The Medicare prescription drug program has been a remarkable success for both seniors and taxpayers, providing affordable medicines to millions of Americans. Yet some lawmakers on Capitol Hill have introduced legislation that would ultimately break a program that’s working in order to address a problem that doesn’t exist.
This new bill is based on an old concept. It would empower the federal government to directly negotiate the price of prescription drugs in Medicare. While it may be well intended, the legislation will ultimately lead to federal price controls and restrict the ability of seniors to afford the medicines they need. As Gary Puckrein, head of the National Minority Quality Forum, recently wrote:
“The only way the government could lower drug prices, according to the [Congressional Budget Office], would be to create a ‘one-size-fits-all’ formulary. That means federal officials would decide which medicines Part D would cover. To keep costs down, the government would exclude certain medicines currently offered on Part D plans.”
That’s why more than 200 patient-advocacy groups have urged Congress to reject this idea because it could “jeopardize beneficiaries’ access to comprehensive, affordable prescription drug coverage.”
Congress shouldn’t inflict this kind of hardship on seniors, and it shouldn’t upend a program that’s delivering positive results.

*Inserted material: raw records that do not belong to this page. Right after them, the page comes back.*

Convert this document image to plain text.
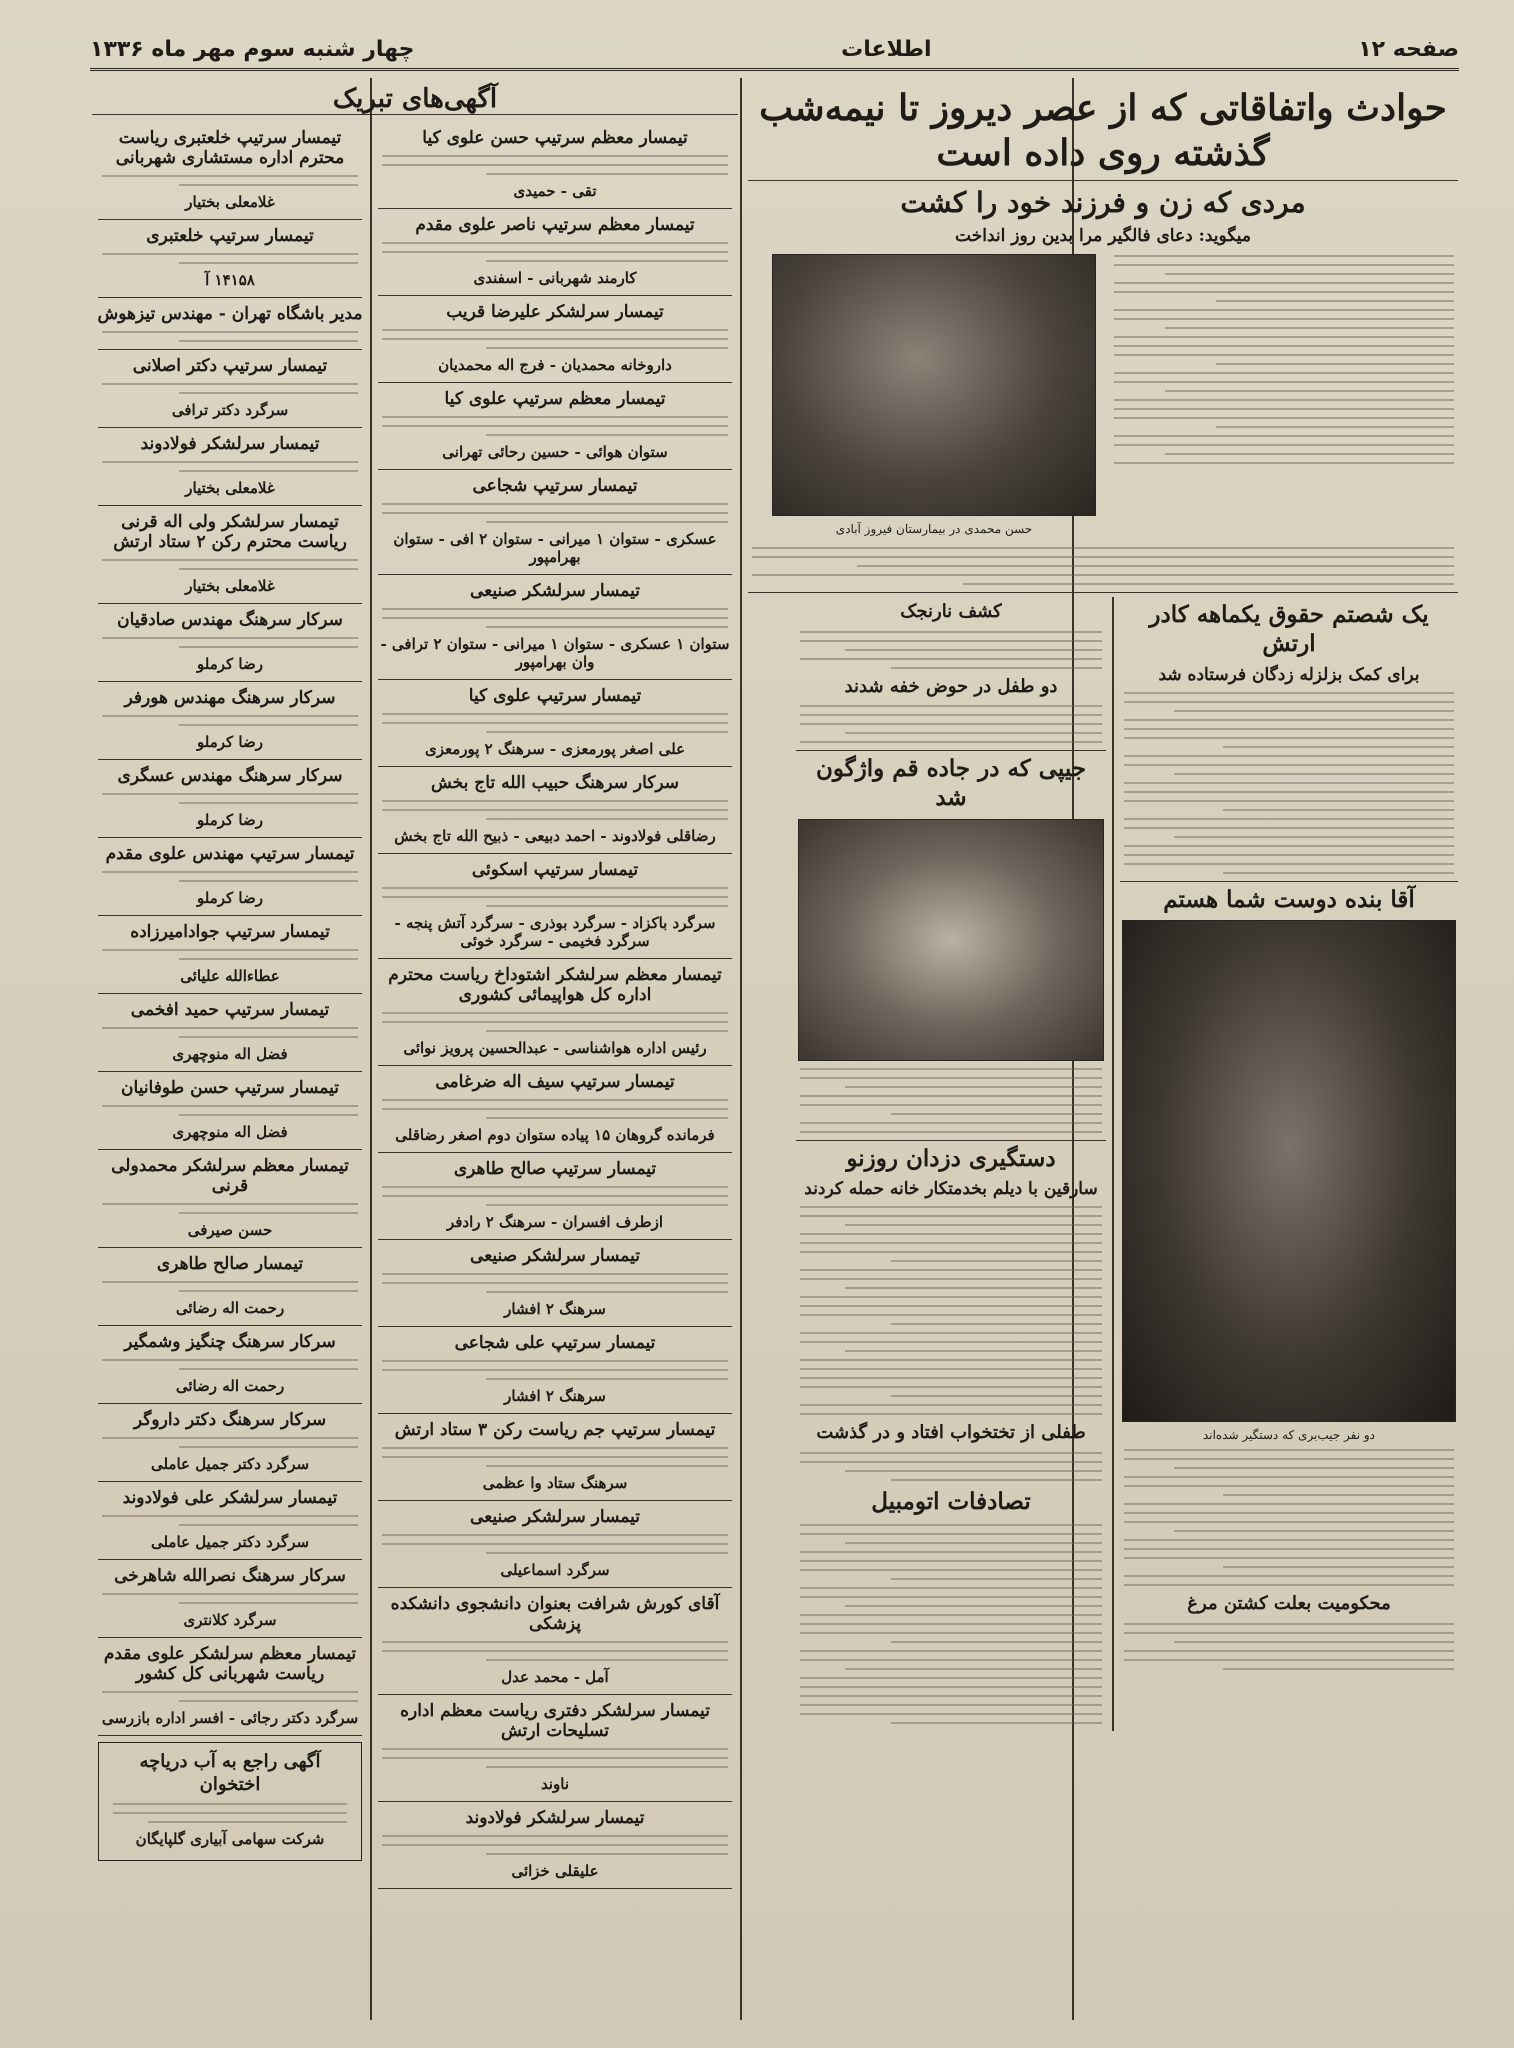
صفحه ۱۲
اطلاعات
چهار شنبه سوم مهر ماه ۱۳۳۶
حوادث واتفاقاتی که از عصر دیروز تا نیمه‌شب گذشته روی داده است
مردی که زن و فرزند خود را کشت
میگوید: دعای فالگیر مرا بدین روز انداخت
حسن محمدی در بیمارستان فیروز آبادی
یک شصتم حقوق یکماهه کادر ارتش
برای کمک بزلزله زدگان فرستاده شد
آقا بنده دوست شما هستم
دو نفر جیب‌بری که دستگیر شده‌اند
محکومیت بعلت کشتن مرغ
کشف نارنجک
دو طفل در حوض خفه شدند
جیپی که در جاده‌ قم واژگون شد
دستگیری دزدان روزنو
سارقین با دیلم بخدمتکار خانه حمله کردند
طفلی از تختخواب افتاد و در گذشت
تصادفات اتومبیل
آگهی‌های تبریک
تیمسار معظم سرتیپ حسن علوی کیا
تقی - حمیدی
تیمسار معظم سرتیپ ناصر علوی مقدم
کارمند شهربانی - اسفندی
تیمسار سرلشکر علیرضا قریب
داروخانه محمدیان - فرج اله محمدیان
تیمسار معظم سرتیپ علوی کیا
ستوان هوائی - حسین رحائی تهرانی
تیمسار سرتیپ شجاعی
عسکری - ستوان ۱ میرانی - ستوان ۲ افی - ستوان بهرامپور
تیمسار سرلشکر صنیعی
ستوان ۱ عسکری - ستوان ۱ میرانی - ستوان ۲ ترافی - وان بهرامپور
تیمسار سرتیپ علوی کیا
علی اصغر پورمعزی - سرهنگ ۲ پورمعزی
سرکار سرهنگ حبیب الله تاج بخش
رضاقلی فولادوند - احمد دبیعی - ذبیح الله تاج بخش
تیمسار سرتیپ اسکوئی
سرگرد باکزاد - سرگرد بوذری - سرگرد آتش پنجه - سرگرد فخیمی - سرگرد خوئی
تیمسار معظم سرلشکر اشتوداخ ریاست محترم اداره کل هواپیمائی کشوری
رئیس اداره هواشناسی - عبدالحسین پرویز نوائی
تیمسار سرتیپ سیف اله ضرغامی
فرمانده گروهان ۱۵ پیاده ستوان دوم اصغر رضاقلی
تیمسار سرتیپ صالح طاهری
ازطرف افسران - سرهنگ ۲ رادفر
تیمسار سرلشکر صنیعی
سرهنگ ۲ افشار
تیمسار سرتیپ علی شجاعی
سرهنگ ۲ افشار
تیمسار سرتیپ جم ریاست رکن ۳ ستاد ارتش
سرهنگ ستاد وا عظمی
تیمسار سرلشکر صنیعی
سرگرد اسماعیلی
آقای کورش شرافت بعنوان دانشجوی دانشکده پزشکی
آمل - محمد عدل
تیمسار سرلشکر دفتری ریاست معظم اداره تسلیحات ارتش
ناوند
تیمسار سرلشکر فولادوند
علیقلی خزائی
تیمسار سرتیپ خلعتبری ریاست محترم اداره مستشاری شهربانی
غلامعلی بختیار
تیمسار سرتیپ خلعتبری
۱۴۱۵۸ آ
مدیر باشگاه تهران - مهندس تیزهوش
تیمسار سرتیپ دکتر اصلانی
سرگرد دکتر ترافی
تیمسار سرلشکر فولادوند
غلامعلی بختیار
تیمسار سرلشکر ولی اله قرنی ریاست محترم رکن ۲ ستاد ارتش
غلامعلی بختیار
سرکار سرهنگ مهندس صادقیان
رضا کرملو
سرکار سرهنگ مهندس هورفر
رضا کرملو
سرکار سرهنگ مهندس عسگری
رضا کرملو
تیمسار سرتیپ مهندس علوی مقدم
رضا کرملو
تیمسار سرتیپ جوادامیرزاده
عطاءالله علیائی
تیمسار سرتیپ حمید افخمی
فضل اله منوچهری
تیمسار سرتیپ حسن طوفانیان
فضل اله منوچهری
تیمسار معظم سرلشکر محمدولی قرنی
حسن صیرفی
تیمسار صالح طاهری
رحمت اله رضائی
سرکار سرهنگ چنگیز وشمگیر
رحمت اله رضائی
سرکار سرهنگ دکتر داروگر
سرگرد دکتر جمیل عاملی
تیمسار سرلشکر علی فولادوند
سرگرد دکتر جمیل عاملی
سرکار سرهنگ نصرالله شاهرخی
سرگرد کلانتری
تیمسار معظم سرلشکر علوی مقدم ریاست شهربانی کل کشور
سرگرد دکتر رجائی - افسر اداره بازرسی
آگهی راجع به آب دریاچه اختخوان
شرکت سهامی آبیاری گلپایگان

- The private insurance plans that administer the program already negotiate aggressively with drugmakers to achieve savings on behalf of seniors and taxpayers. In fact, a leading pharmacy benefit manager reports a negative trend for Medicare drug costs during the first half of this year.
- Plans and patients in Medicare Part D pay an estimated 35% below list price for a dozen widely-used treatment areas — a better discount than what the private sector generally receives for the same drugs.
- Premiums for Medicare Part D beneficiaries are projected to decrease by more than 3% in 2018 and cost seniors on average just $33.50 per month.
- The Medicare Part D prescription drug program has cost taxpayers $349 billion less than originally projected and nearly 90% of seniors are satisfied with the program.
Instead of breaking a program that’s working, Congress should pursue a more responsible approach for improving patient access to affordable medicines. It can start by examining a proposal put forward by drugmakers, insurers, patient advocates, pharmacy benefit managers, and others. Introduced by the Council for Affordable Health Coverage, this consensus proposal relies on market-based solutions, which has proven to be a better approach for seniors and all Americans.